4 Nasi Goreng Kaki Lima Paling Ngangenin di Kota Malang

Sebenarnya saya agak malas kalau mampir ke kafe/kedai/depot/rumah makan lalu pesan nasi goreng. Kayaknya ini pilihan makanan paling 'aman' kalau kita belum pernah menjelajahi daftar menu. Tapi lain ceritanya kalau makan nasi goreng di kaki lima.

Kalau kata saya nasi goreng dan gerobak kaki lima itu jodoh paling serasi. Rasanya ada sensasi tersendiri saat menunggu nasi goreng dimasak sambil memandang kendaraan yang lalu lalang di jalan. Apalagi pas aroma bumbu yang lagi ditumis kebawa angin. Makin keronconganlah perut ini.

Nah, di kota Malang ini banyak tukang nasi goreng kaki lima yang menurut saya makanannya jauh lebih enak daripada nasi goreng di kedai franchise-an. Berikut ini beberapa di antaranya.

Nasi Goreng Kambing - Sop Kaki Kambing Ex-Gajayana 

Nasi goreng kambing dengan potongan daging ekstra plus emping. Photo: Dok. pribadi
Warung kaki lima ini sebenarnya nggak ada namanya. Di depannya pun cuma tertulis Sop Kaki Kambing & Sate-Sop Kaki Sapi. Tapi ada yang menyebutnya Sop Kaki Kambing Pak Kin atau Sop Kaki Kambing Ex-Gajayana, soalnya dulu sempat mangkal di sekitaran Stadion Gajayana.
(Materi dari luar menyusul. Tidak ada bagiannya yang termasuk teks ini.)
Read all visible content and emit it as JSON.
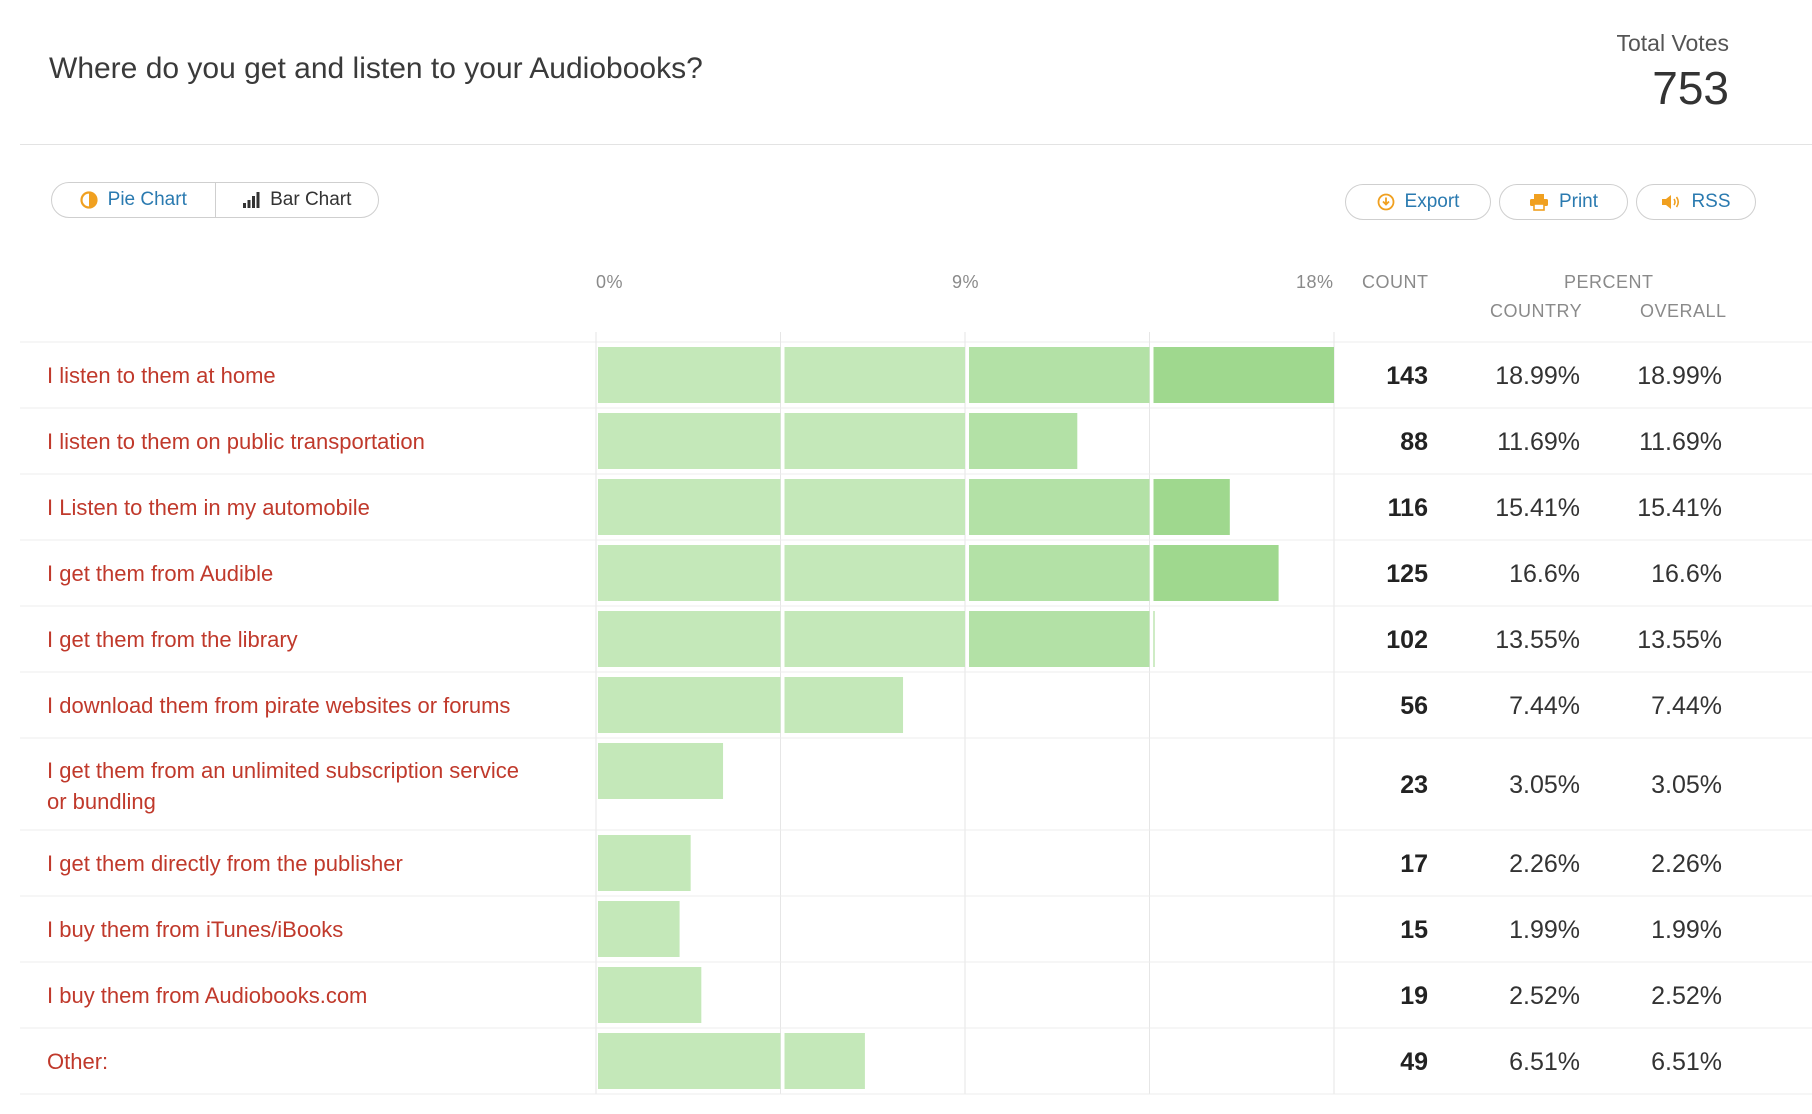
{
  "header": {
    "title": "Where do you get and listen to your Audiobooks?",
    "total_label": "Total Votes",
    "total_value": "753"
  },
  "toolbar": {
    "pie_chart_label": "Pie Chart",
    "bar_chart_label": "Bar Chart",
    "export_label": "Export",
    "print_label": "Print",
    "rss_label": "RSS"
  },
  "table_headers": {
    "count": "COUNT",
    "percent": "PERCENT",
    "country": "COUNTRY",
    "overall": "OVERALL"
  },
  "colors": {
    "bar_light": "#c4e8b9",
    "bar_mid": "#b3e1a6",
    "bar_dark": "#9fd88e",
    "label": "#c0392b",
    "accent": "#2a7ab0",
    "icon_orange": "#f0a020"
  },
  "icons": {
    "pie": "pie-chart-icon",
    "bar": "bar-chart-icon",
    "export": "download-icon",
    "print": "printer-icon",
    "rss": "speaker-icon"
  },
  "chart_data": {
    "type": "bar",
    "orientation": "horizontal",
    "x_ticks": [
      "0%",
      "9%",
      "18%"
    ],
    "xlim": [
      0,
      18
    ],
    "segment_width": 4.5,
    "grid": true,
    "rows": [
      {
        "label": "I listen to them at home",
        "count": "143",
        "country": "18.99%",
        "overall": "18.99%",
        "value": 18.99
      },
      {
        "label": "I listen to them on public transportation",
        "count": "88",
        "country": "11.69%",
        "overall": "11.69%",
        "value": 11.69
      },
      {
        "label": "I Listen to them in my automobile",
        "count": "116",
        "country": "15.41%",
        "overall": "15.41%",
        "value": 15.41
      },
      {
        "label": "I get them from Audible",
        "count": "125",
        "country": "16.6%",
        "overall": "16.6%",
        "value": 16.6
      },
      {
        "label": "I get them from the library",
        "count": "102",
        "country": "13.55%",
        "overall": "13.55%",
        "value": 13.55
      },
      {
        "label": "I download them from pirate websites or forums",
        "count": "56",
        "country": "7.44%",
        "overall": "7.44%",
        "value": 7.44
      },
      {
        "label": "I get them from an unlimited subscription service or bundling",
        "label_lines": [
          "I get them from an unlimited subscription service",
          "or bundling"
        ],
        "count": "23",
        "country": "3.05%",
        "overall": "3.05%",
        "value": 3.05
      },
      {
        "label": "I get them directly from the publisher",
        "count": "17",
        "country": "2.26%",
        "overall": "2.26%",
        "value": 2.26
      },
      {
        "label": "I buy them from iTunes/iBooks",
        "count": "15",
        "country": "1.99%",
        "overall": "1.99%",
        "value": 1.99
      },
      {
        "label": "I buy them from Audiobooks.com",
        "count": "19",
        "country": "2.52%",
        "overall": "2.52%",
        "value": 2.52
      },
      {
        "label": "Other:",
        "count": "49",
        "country": "6.51%",
        "overall": "6.51%",
        "value": 6.51
      }
    ]
  }
}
Meskipun menu andalannya sop kaki kambing, nasi goreng kambing di sini enak banget. Nasi gorengnya berwarna cokelat gelap dengan potongan daging kambing yang besar-besar tapi empuk. Dikasih emping goreng melimpah pula.

Minyak samin dan bumbu rempahnya nasi goreng ini kerasa banget. Porsinya juga mengenyangkan. Buat penyeimbang rasa, jangan lupa ditambah acar timun dan wortel yang disediakan terpisah.

Harganya memang nggak semurah nasi goreng pada umumnya. Tapi ini nasi goreng pakai kambing, lho. Harganya sepadan dengan kualitas, kok.

Kelihatannya kaki lima yang satu ini juga cukup legend. Buktinya turis asing pun makan di sini. Saya kebetulan ketemu sepasang pas mampir ke sini.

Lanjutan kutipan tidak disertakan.